Tuesday, June 21, 2005

Moods and Brain Activity

Reacting to stress has always been difficult for me, since I am not a naturally calm person. I’m sure there are many counterbalancing positives for my brain chemistry, but I wish I didn’t have to go through such changes for what are essentially small things. Being with people usually helps me snap out of the agitated state. I believe I have the opposite of social anxiety, or perhaps it is this: when I am alone my imagination takes over and leads me into agitation; when I am with others I am better able because of the circumstances to focus my energies on the moment.


At Mon Oct 10, 07:23:00 AM 2005, Anonymous Anonymous said...
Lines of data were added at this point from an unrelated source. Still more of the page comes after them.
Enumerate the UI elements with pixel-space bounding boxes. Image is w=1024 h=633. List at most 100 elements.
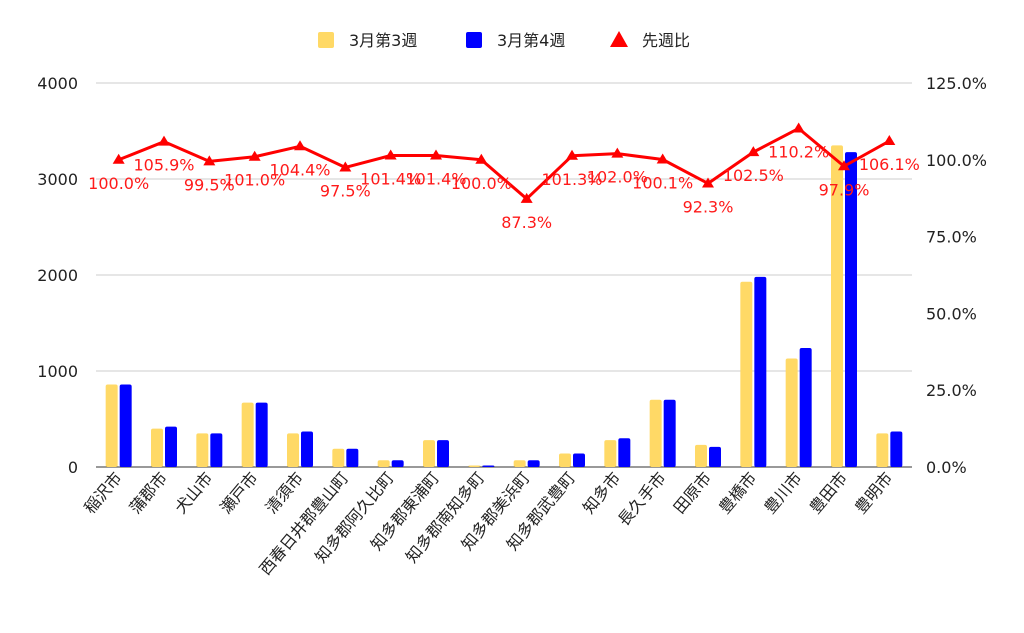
line-point <box>747 146 760 157</box>
bar <box>468 465 481 467</box>
data-label: 102.0% <box>587 168 648 187</box>
category-label: 蒲郡市 <box>126 468 171 517</box>
line-point <box>838 160 850 171</box>
bar <box>876 433 889 467</box>
bar <box>831 145 843 467</box>
data-label: 99.5% <box>184 175 235 194</box>
right-tick-label: 50.0% <box>926 304 977 323</box>
left-tick-label: 0 <box>68 458 78 477</box>
chart-legend: 3月第3週 3月第4週 先週比 <box>318 31 690 50</box>
bar <box>785 358 798 467</box>
data-label: 110.2% <box>768 142 829 161</box>
bar <box>210 433 223 467</box>
bar <box>377 460 390 467</box>
legend-label: 3月第3週 <box>349 31 417 50</box>
line-point <box>520 192 533 203</box>
bar <box>663 399 676 467</box>
legend-swatch <box>318 32 334 48</box>
line-point <box>566 149 578 160</box>
line-point <box>702 177 714 188</box>
left-tick-label: 1000 <box>37 362 78 381</box>
bar <box>649 399 662 467</box>
category-label: 豊橋市 <box>715 468 760 517</box>
left-tick-label: 3000 <box>37 170 78 189</box>
line-point <box>475 153 488 164</box>
bar <box>754 276 767 467</box>
right-tick-label: 0.0% <box>926 458 967 477</box>
bar <box>332 448 345 467</box>
data-label: 102.5% <box>723 166 784 185</box>
bar <box>391 460 404 467</box>
bar <box>119 384 132 467</box>
category-label: 豊明市 <box>851 468 896 517</box>
left-y-axis: 0 1000 2000 3000 4000 <box>37 74 78 477</box>
bar <box>695 444 707 467</box>
legend-marker <box>610 31 628 47</box>
bar <box>740 281 753 467</box>
ratio-line <box>118 126 891 201</box>
category-label: 知多郡阿久比町 <box>311 468 398 566</box>
legend-label: 3月第4週 <box>497 31 565 50</box>
bar <box>890 431 903 467</box>
data-label: 105.9% <box>133 156 194 175</box>
bar <box>105 384 118 467</box>
x-axis-categories: 稲沢市 蒲郡市 犬山市 瀬戸市 清須市西春日井郡豊山町知多郡阿久比町知多郡東浦町知多郡南… <box>80 468 896 578</box>
bar <box>799 347 812 467</box>
data-label: 101.4% <box>360 169 421 188</box>
data-label: 106.1% <box>859 155 920 174</box>
bar <box>513 460 526 467</box>
line-point <box>339 161 352 172</box>
bar <box>573 453 585 467</box>
data-label: 97.9% <box>819 180 870 199</box>
bar <box>482 465 495 467</box>
category-label: 稲沢市 <box>80 468 125 517</box>
bar <box>423 440 435 467</box>
line-point <box>883 135 896 146</box>
line-point <box>611 147 624 158</box>
category-label: 清須市 <box>262 468 307 517</box>
gridlines <box>96 82 912 468</box>
right-tick-label: 100.0% <box>926 151 987 170</box>
line-point <box>294 140 306 151</box>
bar-series <box>105 145 903 467</box>
bar <box>437 440 449 467</box>
line-point <box>430 149 442 160</box>
category-label: 豊川市 <box>760 468 805 517</box>
category-label: 豊田市 <box>806 468 851 517</box>
data-label: 101.0% <box>224 171 285 190</box>
bar <box>709 446 721 467</box>
right-tick-label: 75.0% <box>926 228 977 247</box>
data-label: 92.3% <box>683 197 734 216</box>
category-label: 知多市 <box>579 468 624 517</box>
bar <box>301 431 313 467</box>
data-label: 101.3% <box>541 170 602 189</box>
right-tick-label: 25.0% <box>926 381 977 400</box>
left-tick-label: 2000 <box>37 266 78 285</box>
data-label: 100.0% <box>451 174 512 193</box>
bar <box>287 433 299 467</box>
bar <box>845 152 857 467</box>
bar <box>604 440 617 467</box>
data-label: 100.1% <box>632 173 693 192</box>
bar <box>527 460 540 467</box>
line-point <box>248 150 261 161</box>
line-point <box>792 122 805 133</box>
right-tick-label: 125.0% <box>926 74 987 93</box>
category-label: 知多郡南知多町 <box>402 468 489 566</box>
left-tick-label: 4000 <box>37 74 78 93</box>
data-label: 100.0% <box>88 174 149 193</box>
bar <box>196 433 209 467</box>
ratio-line-series <box>112 122 896 203</box>
data-label: 101.4% <box>405 169 466 188</box>
bar <box>165 426 177 467</box>
data-label: 97.5% <box>320 181 371 200</box>
line-point <box>203 155 216 166</box>
bar <box>346 448 359 467</box>
data-label: 87.3% <box>501 213 552 232</box>
bar <box>241 402 254 467</box>
legend-label: 先週比 <box>642 31 690 50</box>
bar <box>255 402 268 467</box>
right-y-axis: 0.0% 25.0% 50.0% 75.0% 100.0% 125.0% <box>926 74 987 477</box>
category-label: 田原市 <box>670 468 715 517</box>
category-label: 瀬戸市 <box>216 468 261 517</box>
interesting blog - I am unfamiliar with the state of blog. However, I am familiar with being alone, which, opposite from you, I enjoy. I think however it is a nature/nurture thing. The most influencial women in my life had had, by the time I arrived on the planet, an over-abundence of company that always needed something from them (children/husbands) so they were always pleased to be alone so that they could hear their own thoughts without interuption. Consequently, I grew up thinking that this was the desired state to be acheived and I can spend days alone. I'm not sure this is a good thing or a bad thing, but in situations where I am forced to spend extended periods on my own, they tend to be productive as the 'aloneness' is soothing.

Yet there is a difference between being alone and being lonely. Lonliness is sad and I would most likely slip into a low-grade depression if I were lonely. Fortunately for me, I have a wonderful boyfriend. We do not live together and therefor I have the best of both worlds at the moment. The sense of being 'together' with someone, and periods of being alone in which I accomplish alot of work.